Até lá vou ver como é que corre a minha vida porque estou jobless e e os bilhetes do ALfa Pendular estão pela hora da morte!

Mas penso que até lá a situação ficará resolvida!

Espero eu...
CSD

5:03 PM  
Blogger Lauro António said...

olá claudia. Como vai a vida? Então de darling? afinal parece que a aproximação resultou. Nao ha nada como cens de filmes. lol
Muitas leituras ou nem por isso? E o fim de semana na Ria foi bom? Beijos, atye u dia por ai, ou por aqui.

6:09 AM  
Blogger Claudia Sousa Dias said...

É verdade, lite_rario!

sÓ que não consegui estar presente no fim-de-semana na Ria!

Perdi o combóio que fazia a ligação para Aveiro!

As leituras continuam e espero postar mais dois textos esta semana!

Beijinhos e espero que até breve seja em Aveiro ou Famalicão!

CSD

8:06 PM  
Blogger free emotions said...

o horto não me agrada mas esta critica lida por ti torna este romance de alcova um livro desejado na minha cabeceira

beijos

9:52 PM  
Blogger Lauro António said...

Minha querida nao sou de Aveiro. Lisboa, quando por aqui passares, ou famalicão, quando por ai me detiver. Brevemente nos veremos, creio. Entretanto, escreve.

12:59 PM  
Blogger Claudia Sousa Dias said...

Free emotions, é uma querida!

Beijinhos à tua princesa!

Lite_rário, é claro que sim!

Não sei quando irei a Lisboa, mas se calhar só no Verão. Nessa altura ~vou aproveitar para (re)ver alguns amigos como a Elipse e a JPe conhecer o Extranumerário.

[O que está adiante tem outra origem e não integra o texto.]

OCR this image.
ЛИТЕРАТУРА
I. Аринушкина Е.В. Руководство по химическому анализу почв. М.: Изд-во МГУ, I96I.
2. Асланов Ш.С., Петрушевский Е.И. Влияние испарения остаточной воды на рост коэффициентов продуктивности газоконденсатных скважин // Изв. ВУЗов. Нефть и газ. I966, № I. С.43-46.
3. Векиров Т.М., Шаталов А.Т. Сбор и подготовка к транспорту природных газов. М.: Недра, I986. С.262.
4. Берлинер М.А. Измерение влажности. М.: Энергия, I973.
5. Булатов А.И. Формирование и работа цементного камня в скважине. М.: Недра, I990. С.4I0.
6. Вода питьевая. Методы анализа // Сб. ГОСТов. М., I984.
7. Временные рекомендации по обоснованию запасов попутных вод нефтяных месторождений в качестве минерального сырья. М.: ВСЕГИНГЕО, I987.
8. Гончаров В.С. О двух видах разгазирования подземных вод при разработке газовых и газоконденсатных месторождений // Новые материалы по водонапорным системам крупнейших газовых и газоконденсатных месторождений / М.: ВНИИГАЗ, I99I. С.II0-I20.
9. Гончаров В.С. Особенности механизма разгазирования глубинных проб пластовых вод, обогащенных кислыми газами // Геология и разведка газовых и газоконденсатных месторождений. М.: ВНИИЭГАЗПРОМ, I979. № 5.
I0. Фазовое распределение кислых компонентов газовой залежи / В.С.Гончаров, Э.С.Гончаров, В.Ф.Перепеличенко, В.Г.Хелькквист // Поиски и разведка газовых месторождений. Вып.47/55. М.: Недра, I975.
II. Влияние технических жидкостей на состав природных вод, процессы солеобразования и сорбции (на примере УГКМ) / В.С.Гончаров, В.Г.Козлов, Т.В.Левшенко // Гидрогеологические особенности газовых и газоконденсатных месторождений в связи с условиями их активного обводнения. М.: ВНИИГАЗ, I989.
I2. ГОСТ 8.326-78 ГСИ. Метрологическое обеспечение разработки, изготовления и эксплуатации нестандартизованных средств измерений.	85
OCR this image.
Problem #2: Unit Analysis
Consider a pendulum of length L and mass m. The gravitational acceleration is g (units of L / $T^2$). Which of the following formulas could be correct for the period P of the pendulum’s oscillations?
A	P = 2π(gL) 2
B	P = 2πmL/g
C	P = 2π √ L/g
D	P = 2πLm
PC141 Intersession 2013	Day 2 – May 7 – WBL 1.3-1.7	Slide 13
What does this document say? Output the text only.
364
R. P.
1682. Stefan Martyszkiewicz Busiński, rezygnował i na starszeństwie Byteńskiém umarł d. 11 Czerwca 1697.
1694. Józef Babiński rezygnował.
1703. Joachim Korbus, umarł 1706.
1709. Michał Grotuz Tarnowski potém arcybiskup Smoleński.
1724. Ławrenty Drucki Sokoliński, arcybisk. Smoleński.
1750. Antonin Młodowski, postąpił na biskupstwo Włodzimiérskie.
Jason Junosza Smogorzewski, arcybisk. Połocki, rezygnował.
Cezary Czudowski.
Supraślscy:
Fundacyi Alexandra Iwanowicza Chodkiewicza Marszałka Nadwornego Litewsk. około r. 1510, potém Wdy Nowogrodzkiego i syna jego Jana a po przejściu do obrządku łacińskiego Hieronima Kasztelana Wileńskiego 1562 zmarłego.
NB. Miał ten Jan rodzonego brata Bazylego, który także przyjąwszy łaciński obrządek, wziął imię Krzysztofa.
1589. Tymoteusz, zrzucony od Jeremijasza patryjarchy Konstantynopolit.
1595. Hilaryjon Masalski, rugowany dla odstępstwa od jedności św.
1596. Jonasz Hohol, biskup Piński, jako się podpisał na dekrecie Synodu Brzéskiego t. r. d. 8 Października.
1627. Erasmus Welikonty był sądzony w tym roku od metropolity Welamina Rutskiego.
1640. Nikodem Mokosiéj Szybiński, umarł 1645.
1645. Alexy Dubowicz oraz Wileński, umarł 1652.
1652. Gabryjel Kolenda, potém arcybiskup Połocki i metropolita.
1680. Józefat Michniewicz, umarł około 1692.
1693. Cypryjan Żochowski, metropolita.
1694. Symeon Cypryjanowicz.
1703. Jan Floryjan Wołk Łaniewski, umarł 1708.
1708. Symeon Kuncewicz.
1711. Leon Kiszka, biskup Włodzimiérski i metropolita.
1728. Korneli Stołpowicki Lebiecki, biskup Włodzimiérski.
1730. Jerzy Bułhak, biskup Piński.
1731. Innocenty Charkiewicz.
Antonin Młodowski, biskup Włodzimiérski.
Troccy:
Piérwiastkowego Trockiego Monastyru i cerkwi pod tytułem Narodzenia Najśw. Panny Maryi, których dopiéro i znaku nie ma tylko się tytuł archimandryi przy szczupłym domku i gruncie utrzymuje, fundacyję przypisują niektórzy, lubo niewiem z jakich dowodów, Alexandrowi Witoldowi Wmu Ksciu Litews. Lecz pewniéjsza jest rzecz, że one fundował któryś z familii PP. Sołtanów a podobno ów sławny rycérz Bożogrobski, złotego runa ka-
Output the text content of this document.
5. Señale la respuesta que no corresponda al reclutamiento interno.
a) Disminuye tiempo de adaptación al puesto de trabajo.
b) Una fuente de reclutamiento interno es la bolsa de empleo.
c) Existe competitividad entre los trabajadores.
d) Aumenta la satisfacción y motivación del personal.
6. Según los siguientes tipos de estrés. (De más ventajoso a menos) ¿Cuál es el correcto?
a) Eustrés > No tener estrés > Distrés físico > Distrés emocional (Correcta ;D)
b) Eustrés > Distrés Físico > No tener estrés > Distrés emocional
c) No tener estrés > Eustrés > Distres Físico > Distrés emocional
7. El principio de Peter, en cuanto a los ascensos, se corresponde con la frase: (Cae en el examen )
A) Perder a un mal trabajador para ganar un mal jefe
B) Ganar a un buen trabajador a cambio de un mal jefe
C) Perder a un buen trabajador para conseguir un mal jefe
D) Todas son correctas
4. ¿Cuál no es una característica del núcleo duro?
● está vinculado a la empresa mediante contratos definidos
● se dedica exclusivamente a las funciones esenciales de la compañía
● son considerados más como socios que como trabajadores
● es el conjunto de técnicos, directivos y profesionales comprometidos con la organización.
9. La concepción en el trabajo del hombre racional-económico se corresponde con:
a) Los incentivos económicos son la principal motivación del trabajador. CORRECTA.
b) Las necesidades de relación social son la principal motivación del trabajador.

Já agora aproveito para mandar beijinhos a todos:0)

CSD

5:09 PM  
Blogger jp(JoanaPestana) said...

Beijinhos AmeixaClaudia
;-)

2:54 AM  
Anonymous Anonymous said...

I really enjoyed looking at your site, I found it very helpful indeed, keep up the good work.
»

2:50 PM  
Blogger Claudia Sousa Dias said...

dear anonymous,

I can't say how happy I am with your visit!

But I can't help being curious:did you use a translator or you had simply read it in portuguese?

I really enjoy your coments.

Sincerely

CSD

6:58 PM  
Anonymous Anonymous said...

Very pretty site! Keep working. thnx!
»

7:25 PM  
Anonymous Anonymous said...

Olá Claudia, fiquei mto contente depois de perceber que no seu blog a uma referencia a um livro da literatura peruana, considerando que eu sou peruano. O Bryce é simplesmente genial, qq livro dele é bom.